芳野は七つの大罪だったら間違いなく傲慢だろうな。うん。
「おい祐希。お前俺様に何か言うことねーのか?」
「……意味がわからんぞ」
「お前バカなのか?それくらい理解しろよ。……おめでとう、って言ってくんねえの?」
少し拗ねたように芳野は言った。その姿が少し可愛いもんだから、私はつい微笑んだ。
「あぁ、そうだったな。映画出演おめでとう、芳野」
微笑みながらそう言うと、芳野はなぜか顔を伏せた。
「芳野?」
「…………もうヤダ、お前」
「……は?」
なんでだ。ちゃんと私はおめでとうと言ったのに。
まさか、“あれ”をやって欲しかったのか?私には少しばかりハードル高い、照れずにできるか私。……いや、出来る出来ないじゃなくやるぞ、私。私はみたらし団子を1つ手に取った。
よし、やるぞ、よーし……。
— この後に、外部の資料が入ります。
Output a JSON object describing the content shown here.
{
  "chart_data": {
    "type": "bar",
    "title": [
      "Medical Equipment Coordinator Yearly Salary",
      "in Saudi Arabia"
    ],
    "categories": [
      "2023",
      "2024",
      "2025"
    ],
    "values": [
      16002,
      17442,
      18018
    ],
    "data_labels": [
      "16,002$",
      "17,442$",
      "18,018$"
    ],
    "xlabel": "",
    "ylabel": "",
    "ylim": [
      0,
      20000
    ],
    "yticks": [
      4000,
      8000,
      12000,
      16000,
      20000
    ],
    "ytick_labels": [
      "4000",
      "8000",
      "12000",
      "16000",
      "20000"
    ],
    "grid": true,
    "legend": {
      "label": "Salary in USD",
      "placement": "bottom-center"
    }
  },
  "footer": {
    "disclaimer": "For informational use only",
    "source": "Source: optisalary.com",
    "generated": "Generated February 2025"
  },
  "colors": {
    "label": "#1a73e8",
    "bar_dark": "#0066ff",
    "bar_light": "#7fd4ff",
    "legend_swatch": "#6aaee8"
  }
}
ぐっとみたらし団子の刺さってる串に力を込め、芳野の方へ差し出した。
「芳野、ご褒美だ。あ、あーん」
「!?」
芳野のはガタガタガタッと椅子から見事に落ちた。目を見開いて私を見ている。
な、なんなんだよこの!私が恥ずかしい思いをしてやっているというのに!キモいことぐらいわかってる!
「お、おま、な、何してんだ、頭大丈夫か!?」
「だ、だってお祝いの言葉だけじゃ嫌なのかと.......」
「バカかお前は!!んなわけねえだろ!!お前の言い方が予想以上にイケメン風だったからなんか、なんかイヤになったんだよアホ!チビ!」
「私は女子の中じゃ大きい方ではあるぞ!?161センチあるぞ!?」
「俺からしたらチビだよバカ!」
「10センチってそんなに離れてるものなのか!?」
「当たり前だっつーの!」
ぎゃーぎゃー言い合っている内に、疲れてきて自然と黙り込んだ。
「……第一、なんであーんなんだよ。もっと美人で胸がでかい女になってからやれ。その方が嬉しい」
「失礼な奴だな。私は美人でもないし胸もない人だ、どうせ貧乳だ」
あれ、なんか自分で言ってて悲しくなってきた。もうやめよう。
「……そんなお前にちょっとドキってしたのが腹立つ」
「…………え」
芳野は聞き取れるか微妙な大きさの声で呟いた。だが私は聞き取った。静かな部屋だったのもあったが。
「よ、芳野」
顔を見ようとするが芳野は下を向き、片手で顔を覆っていた。
「見るんじゃねーよ貧乳」
「そこは結構本気で落ち込むからあんまり言わないで欲しい……ていうか、芳野まさか……て、照れてるのか?」
私がそう言うと芳野はガバっと顔を上げた。赤い顔で、眉間にはシワがよっている。
「んなわけねーだろ!俺様がお前ごときに照れるわけねえ!」
「いや、現在進行形で照れてるだろ……」
「ちげえよ!これは、あれだ!最近暑くなってきただろ!?それだよ!」
「芳野。素直に“祐希のあーんにときめきました”と認めたらどうだ」
「認めるわけねえだろ!!…………って松江!?お前いつの間に……!?」
あれ、ほんとだ。いつの間にか松江が会話に参戦してる。
松江はガサガサと袋を揺らしながら私たちの近くに座った。
「本当は少し前に帰ってきてたが中々面白そうな現場だったから……つい、見てた」
「おいテメェその片手に持ってるスマホどうした。なんで隠すように持ってんだおい」
「何言ってるんだ芳野。隠し撮りするわけないだろ。そんな常識のないことはしない」
「俺まだ何も言ってねえよ!!やっぱ隠し撮りしてたんか!!消せ!!今すぐにそのデータを消せ!!」
「既にSDカードに移し済みだ」
「じゃあそのSDカードぶっ壊してやる!!」
「暴力はよくないな芳野。それよりこの和菓子おいしそうだな、祐希。これいただいてもいいか?」
「いいぞ。いろいろ買ってきたしな」
「お前ら俺に対しての扱い酷くねえか!?」
芳野が嘆いているのを見て、私と松江は顔を見合わせて笑った。
照れ臭い行動ではあったが、まあこれも1つの青春の1ページということでいいだろう。